In practice, I think it's rather unlikely that aliens from outer space would find humans either tasty or nutritious, but it's possible, so we should take it into account.

So far, I haven't thought of any good answer to this argument, and I suspect that humanity will gradually turn vegetarian in the future. However, I list below an assortment of my personal excuses for not yet becoming a vegetarian myself.

  • If the aliens turn up, they'll observe that humanity in general farms, kills, and eats animals. I don't suppose they'll distinguish between one human and another. So going vegetarian at this point wouldn't do me any good.
  • Having grown up in an omnivorous society, it's what I'm accustomed to, and it's the way society encourages me to live. Going against the grain of society is difficult in various ways.
  • If there were no humans on the planet, animals would rarely be able to die peacefully in their sleep. I think the normal ways would be to die painfully at the teeth and claws of some other animal, to die of disease, or to die of starvation when unable to get enough food. By killing and eating animals, humans aren't really introducing anything new to the situation: animals eat each other and most of them die painfully, one way or another.
  • On an ideal farm, animals may actually live better lives than in the wild. They're looked after, they get food and shelter in winter, their illnesses are treated, they're not usually attacked by carnivores, and in the end they're killed humanely. On a modern intensive farm, life probably isn't worth living, and they may die unpleasantly too; but that's the choice of the farmer. It can be done either way.

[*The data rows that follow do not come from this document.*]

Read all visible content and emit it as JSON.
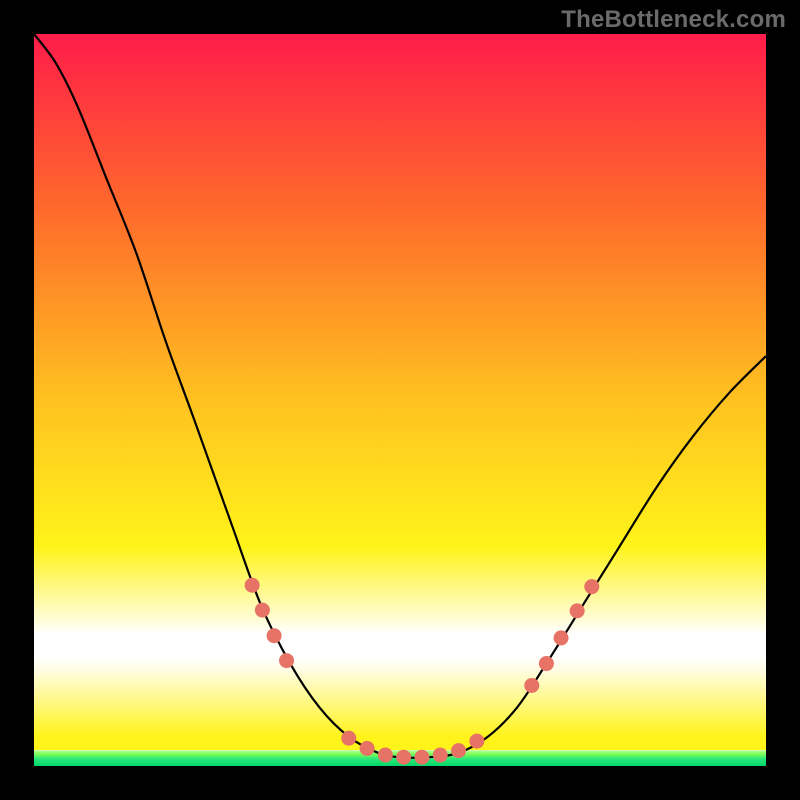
{
  "watermark": "TheBottleneck.com",
  "colors": {
    "frame": "#000000",
    "grad_top": "#ff1c4a",
    "grad_mid_upper": "#ff6a2b",
    "grad_mid": "#ffc220",
    "grad_low": "#fff31a",
    "grad_pale": "#fffde0",
    "white_band": "#ffffff",
    "green_top": "#7cff53",
    "green_bot": "#00d66b",
    "curve": "#000000",
    "dots": "#e77366"
  },
  "chart_data": {
    "type": "line",
    "title": "",
    "xlabel": "",
    "ylabel": "",
    "x_range": [
      0,
      1
    ],
    "y_range": [
      0,
      1
    ],
    "curve": [
      {
        "x": 0.0,
        "y": 1.0
      },
      {
        "x": 0.03,
        "y": 0.96
      },
      {
        "x": 0.06,
        "y": 0.9
      },
      {
        "x": 0.1,
        "y": 0.8
      },
      {
        "x": 0.14,
        "y": 0.7
      },
      {
        "x": 0.18,
        "y": 0.58
      },
      {
        "x": 0.22,
        "y": 0.47
      },
      {
        "x": 0.27,
        "y": 0.33
      },
      {
        "x": 0.31,
        "y": 0.22
      },
      {
        "x": 0.35,
        "y": 0.14
      },
      {
        "x": 0.39,
        "y": 0.08
      },
      {
        "x": 0.43,
        "y": 0.04
      },
      {
        "x": 0.47,
        "y": 0.018
      },
      {
        "x": 0.5,
        "y": 0.012
      },
      {
        "x": 0.54,
        "y": 0.012
      },
      {
        "x": 0.58,
        "y": 0.018
      },
      {
        "x": 0.62,
        "y": 0.04
      },
      {
        "x": 0.66,
        "y": 0.08
      },
      {
        "x": 0.7,
        "y": 0.14
      },
      {
        "x": 0.75,
        "y": 0.22
      },
      {
        "x": 0.8,
        "y": 0.3
      },
      {
        "x": 0.85,
        "y": 0.38
      },
      {
        "x": 0.9,
        "y": 0.45
      },
      {
        "x": 0.95,
        "y": 0.51
      },
      {
        "x": 1.0,
        "y": 0.56
      }
    ],
    "highlight_dots": [
      {
        "x": 0.298,
        "y": 0.247
      },
      {
        "x": 0.312,
        "y": 0.213
      },
      {
        "x": 0.328,
        "y": 0.178
      },
      {
        "x": 0.345,
        "y": 0.144
      },
      {
        "x": 0.43,
        "y": 0.038
      },
      {
        "x": 0.455,
        "y": 0.024
      },
      {
        "x": 0.48,
        "y": 0.015
      },
      {
        "x": 0.505,
        "y": 0.012
      },
      {
        "x": 0.53,
        "y": 0.012
      },
      {
        "x": 0.555,
        "y": 0.015
      },
      {
        "x": 0.58,
        "y": 0.021
      },
      {
        "x": 0.605,
        "y": 0.034
      },
      {
        "x": 0.68,
        "y": 0.11
      },
      {
        "x": 0.7,
        "y": 0.14
      },
      {
        "x": 0.72,
        "y": 0.175
      },
      {
        "x": 0.742,
        "y": 0.212
      },
      {
        "x": 0.762,
        "y": 0.245
      }
    ],
    "bands": {
      "white_band_y": [
        0.17,
        0.225
      ],
      "green_band_y": [
        0.0,
        0.022
      ]
    }
  }
}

  • I'd be happy if all farms were ideal farms, although meat would then be much more expensive and most people would eat it only occasionally (which would probably be good for them). If farmers mistreat animals, that's on their conscience. It's not on my conscience, because I neither do it myself, nor do I force them to do it. If I buy their products, I give them a tiny encouragement, but it's so tiny as to be negligible. Whether I buy meat or not is not going to make any difference to any farmer's decisions.
  • In principle I should seek out ideal farms and buy only from them, but even if this is feasible it would involve considerable time, effort, and expense, and I have to balance it against the negligible practical effect that my efforts would have.
  • These days my wife buys the food, anyway!